Complex Concepts Simplified
- De novo Circuit appeal vs finality (s.37 and s.39 CJA 1936): A Circuit appeal is reheard afresh on the evidence (de novo), but orders the High Court makes in its appellate role are themselves final and unappealable by virtue of s.39. That includes procedural and interlocutory orders (ACC v Fagan). You get a fresh hearing, but you do not get to endlessly re-open the High Court’s interim appellate orders.
- Slip rule (Order 28 RSC): Courts can correct accidental slips or clerical errors in orders at any time. Changing a mistaken “O.18” reference to “O.17” is a classic application (paras. 7, 68–69).
- Legal vs equitable assignment and s.28(6) of the 1877 Act: A legal assignment of a debt requires (i) a written, absolute assignment, and (ii) express written notice to the debtor. Once done, the assignee can sue/enforce in its own name. Without notice, the assignment may operate only in equity, often leaving the original lender to enforce (paras. 57–59, 76–77, 81).
- Securitisation: Bundling loans and selling the income stream to an SPV. Typically, legal title stays with the bank/servicer so it can continue to collect and enforce; the SPV holds a beneficial interest. Borrowers’ obligations and rights are unchanged, and no new party needs to be joined (paras. 31–34).
- Bankers’ Books Evidence Act 1879 and bank affidavits: A bank officer can attest to what the bank’s records show about a customer’s indebtedness. The Act provides a framework for admitting entries from bank books, but, per Ulster Bank v O’Brien, banks can also prove cases with officer affidavits grounded in those records (paras. 40–41).
- Directive 93/13 “core terms”: Clauses defining (a) the main subject matter of the contract (e.g., the obligation to repay) or (b) the price/remuneration, are not assessed for unfairness if they are in plain, intelligible language (Article 4(2)). Here, repayment obligations and possession rights on default are “core” (paras. 23–30).
- CCMA moratorium (Dunne): Before starting possession proceedings against a co-operating borrower, a lender must observe the moratorium period. Compliance is required; other alleged Code breaches do not, by themselves, defeat a legal entitlement to possession (paras. 36–38).
Conclusion
Mars Capital v O’Connor is a comprehensive, practice-oriented judgment that does three things with clarity:
- It reaffirms—forcefully—that under s.39 of the Courts of Justice Act 1936, interlocutory and procedural orders made by the High Court when hearing Circuit appeals are final and unappealable. Attempts to re-open such orders years later are jurisdictionally doomed (paras. 7–12, 65–69, 90–93).

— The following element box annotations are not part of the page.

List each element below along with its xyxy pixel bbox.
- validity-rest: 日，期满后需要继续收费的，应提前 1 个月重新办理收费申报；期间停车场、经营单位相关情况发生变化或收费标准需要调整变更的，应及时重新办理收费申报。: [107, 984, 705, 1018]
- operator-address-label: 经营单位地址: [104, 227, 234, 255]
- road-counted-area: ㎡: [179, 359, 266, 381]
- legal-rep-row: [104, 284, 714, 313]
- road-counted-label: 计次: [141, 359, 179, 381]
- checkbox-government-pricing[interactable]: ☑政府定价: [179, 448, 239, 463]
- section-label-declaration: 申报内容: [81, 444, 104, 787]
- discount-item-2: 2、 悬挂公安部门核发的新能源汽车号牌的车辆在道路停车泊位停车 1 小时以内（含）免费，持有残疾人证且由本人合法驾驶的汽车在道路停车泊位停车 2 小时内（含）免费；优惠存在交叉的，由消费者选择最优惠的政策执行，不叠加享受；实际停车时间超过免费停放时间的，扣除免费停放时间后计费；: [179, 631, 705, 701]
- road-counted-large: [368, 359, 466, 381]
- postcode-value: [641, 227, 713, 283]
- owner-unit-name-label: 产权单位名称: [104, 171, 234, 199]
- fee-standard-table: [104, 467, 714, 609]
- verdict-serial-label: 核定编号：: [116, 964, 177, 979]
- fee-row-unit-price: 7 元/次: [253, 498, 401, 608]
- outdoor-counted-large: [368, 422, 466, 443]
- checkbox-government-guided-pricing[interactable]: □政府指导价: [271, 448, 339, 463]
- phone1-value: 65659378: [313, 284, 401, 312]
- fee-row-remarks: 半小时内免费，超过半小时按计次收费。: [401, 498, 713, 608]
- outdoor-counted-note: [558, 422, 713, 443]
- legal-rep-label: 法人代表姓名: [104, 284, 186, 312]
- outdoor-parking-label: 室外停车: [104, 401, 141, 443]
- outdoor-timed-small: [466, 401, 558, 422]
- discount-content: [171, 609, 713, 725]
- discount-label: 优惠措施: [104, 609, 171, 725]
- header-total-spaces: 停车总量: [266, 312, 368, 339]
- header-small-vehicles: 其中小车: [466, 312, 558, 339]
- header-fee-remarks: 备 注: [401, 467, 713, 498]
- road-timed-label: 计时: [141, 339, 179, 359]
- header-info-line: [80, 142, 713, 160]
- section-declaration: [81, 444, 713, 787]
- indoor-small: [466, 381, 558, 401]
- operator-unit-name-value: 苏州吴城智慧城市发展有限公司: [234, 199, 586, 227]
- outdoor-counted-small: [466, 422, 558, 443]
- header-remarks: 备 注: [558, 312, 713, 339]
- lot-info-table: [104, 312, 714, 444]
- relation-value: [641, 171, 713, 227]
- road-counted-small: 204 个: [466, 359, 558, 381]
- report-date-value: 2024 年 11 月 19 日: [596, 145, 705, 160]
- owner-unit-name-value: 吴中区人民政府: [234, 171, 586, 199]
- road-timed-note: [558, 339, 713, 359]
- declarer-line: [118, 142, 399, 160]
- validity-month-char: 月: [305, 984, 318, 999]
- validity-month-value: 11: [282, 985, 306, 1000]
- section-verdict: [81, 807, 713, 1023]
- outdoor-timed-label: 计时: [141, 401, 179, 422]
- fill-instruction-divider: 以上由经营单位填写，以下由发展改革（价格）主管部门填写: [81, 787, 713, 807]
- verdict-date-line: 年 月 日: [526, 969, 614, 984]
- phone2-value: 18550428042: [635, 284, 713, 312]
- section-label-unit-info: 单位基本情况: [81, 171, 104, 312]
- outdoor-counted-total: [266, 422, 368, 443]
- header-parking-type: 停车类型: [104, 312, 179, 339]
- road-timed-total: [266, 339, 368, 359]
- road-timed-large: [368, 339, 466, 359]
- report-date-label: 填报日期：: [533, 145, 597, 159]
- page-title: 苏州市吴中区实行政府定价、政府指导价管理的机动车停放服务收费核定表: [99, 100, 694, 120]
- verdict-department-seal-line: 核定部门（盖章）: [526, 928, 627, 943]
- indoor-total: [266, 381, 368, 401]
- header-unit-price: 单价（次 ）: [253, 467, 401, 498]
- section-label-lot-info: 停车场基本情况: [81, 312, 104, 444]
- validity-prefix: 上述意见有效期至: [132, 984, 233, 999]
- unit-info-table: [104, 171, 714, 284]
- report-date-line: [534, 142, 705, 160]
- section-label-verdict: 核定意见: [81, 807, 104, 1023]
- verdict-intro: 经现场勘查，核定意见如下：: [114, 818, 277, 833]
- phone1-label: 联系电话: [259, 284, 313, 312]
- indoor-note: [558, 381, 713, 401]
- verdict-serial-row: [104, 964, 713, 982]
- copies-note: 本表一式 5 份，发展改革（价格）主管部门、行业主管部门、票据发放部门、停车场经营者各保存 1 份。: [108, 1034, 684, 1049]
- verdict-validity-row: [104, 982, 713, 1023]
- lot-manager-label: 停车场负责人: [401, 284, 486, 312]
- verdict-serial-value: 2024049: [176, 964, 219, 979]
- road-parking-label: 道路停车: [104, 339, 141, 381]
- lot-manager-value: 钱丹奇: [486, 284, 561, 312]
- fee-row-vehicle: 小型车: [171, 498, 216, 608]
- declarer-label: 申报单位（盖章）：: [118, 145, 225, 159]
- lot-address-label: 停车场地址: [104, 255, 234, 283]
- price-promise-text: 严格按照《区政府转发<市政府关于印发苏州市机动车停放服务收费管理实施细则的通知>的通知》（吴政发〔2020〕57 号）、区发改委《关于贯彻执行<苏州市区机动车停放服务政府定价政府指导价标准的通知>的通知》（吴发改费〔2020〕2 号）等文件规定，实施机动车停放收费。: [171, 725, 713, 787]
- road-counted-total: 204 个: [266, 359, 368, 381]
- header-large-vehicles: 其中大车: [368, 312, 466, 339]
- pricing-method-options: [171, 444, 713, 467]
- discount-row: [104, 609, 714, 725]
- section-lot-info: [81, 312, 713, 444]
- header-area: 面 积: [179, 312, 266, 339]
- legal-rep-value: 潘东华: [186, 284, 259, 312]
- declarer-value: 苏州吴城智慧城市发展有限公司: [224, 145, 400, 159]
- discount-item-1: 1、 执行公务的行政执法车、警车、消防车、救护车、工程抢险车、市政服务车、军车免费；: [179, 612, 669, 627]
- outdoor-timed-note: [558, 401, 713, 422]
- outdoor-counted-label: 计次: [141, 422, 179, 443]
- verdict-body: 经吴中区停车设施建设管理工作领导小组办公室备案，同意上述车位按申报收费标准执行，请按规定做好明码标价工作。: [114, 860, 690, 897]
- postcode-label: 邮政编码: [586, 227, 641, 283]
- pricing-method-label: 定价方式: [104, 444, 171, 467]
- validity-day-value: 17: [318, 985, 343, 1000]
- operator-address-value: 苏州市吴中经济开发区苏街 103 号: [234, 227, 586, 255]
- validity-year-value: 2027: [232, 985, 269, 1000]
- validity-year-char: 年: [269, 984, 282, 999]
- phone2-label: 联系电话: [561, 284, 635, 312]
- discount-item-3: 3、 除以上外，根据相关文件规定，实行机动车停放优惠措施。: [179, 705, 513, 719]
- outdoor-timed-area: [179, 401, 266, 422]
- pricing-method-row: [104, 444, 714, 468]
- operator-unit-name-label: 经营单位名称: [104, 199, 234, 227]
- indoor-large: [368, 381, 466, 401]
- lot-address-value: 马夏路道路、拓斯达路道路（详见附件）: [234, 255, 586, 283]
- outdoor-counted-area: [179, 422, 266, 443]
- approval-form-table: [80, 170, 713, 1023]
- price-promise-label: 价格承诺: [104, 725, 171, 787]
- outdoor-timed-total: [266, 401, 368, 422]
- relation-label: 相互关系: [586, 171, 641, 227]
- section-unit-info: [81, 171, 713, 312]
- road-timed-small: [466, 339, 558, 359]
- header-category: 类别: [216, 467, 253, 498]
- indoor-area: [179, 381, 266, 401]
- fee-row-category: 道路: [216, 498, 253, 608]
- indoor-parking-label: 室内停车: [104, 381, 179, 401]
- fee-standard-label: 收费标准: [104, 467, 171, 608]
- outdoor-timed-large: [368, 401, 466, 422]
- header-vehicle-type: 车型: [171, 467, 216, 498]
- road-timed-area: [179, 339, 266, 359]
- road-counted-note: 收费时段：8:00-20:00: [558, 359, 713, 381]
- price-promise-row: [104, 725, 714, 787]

- It demonstrates the proper affidavit-driven pathway to proving entitlement to possession over unregistered land: establish the chain of title (including compliance with s.28(6) of the 1877 Act) and the arising of the right to possession on default; then address and dismantle common defences (securitisation, unfair terms, hearsay, CCMA) by reference to settled authority (paras. 17–18, 31–38, 40–45, 94–98).
- It situates case management of transfers mid-appeal within the evolving appellate landscape (from Halpin to Pepper v O’Reilly), while underscoring that whatever route is taken, the resulting appellate orders are final under s.39 (paras. 62, 66–67, 86–87).
The judgment’s broader significance lies in its insistence on substance over form and its consolidation of settled principles: securitisation is no defence; quantum disputes do not block possession; “reckless lending” is not a recognised tort; and generic unfair terms allegations will fail where the operative clauses are core and plainly drafted. For lenders, the case is a blueprint for evidential preparation. For borrowers, it is a caution against unparticularised and procedurally misdirected challenges, especially at the tail-end of protracted litigation.
Key takeaway: In Circuit appeals, finality means final—focus on the merits, build or answer a prima facie case on affidavit, and do not expect the High Court to re-open its own appellate orders years after the event.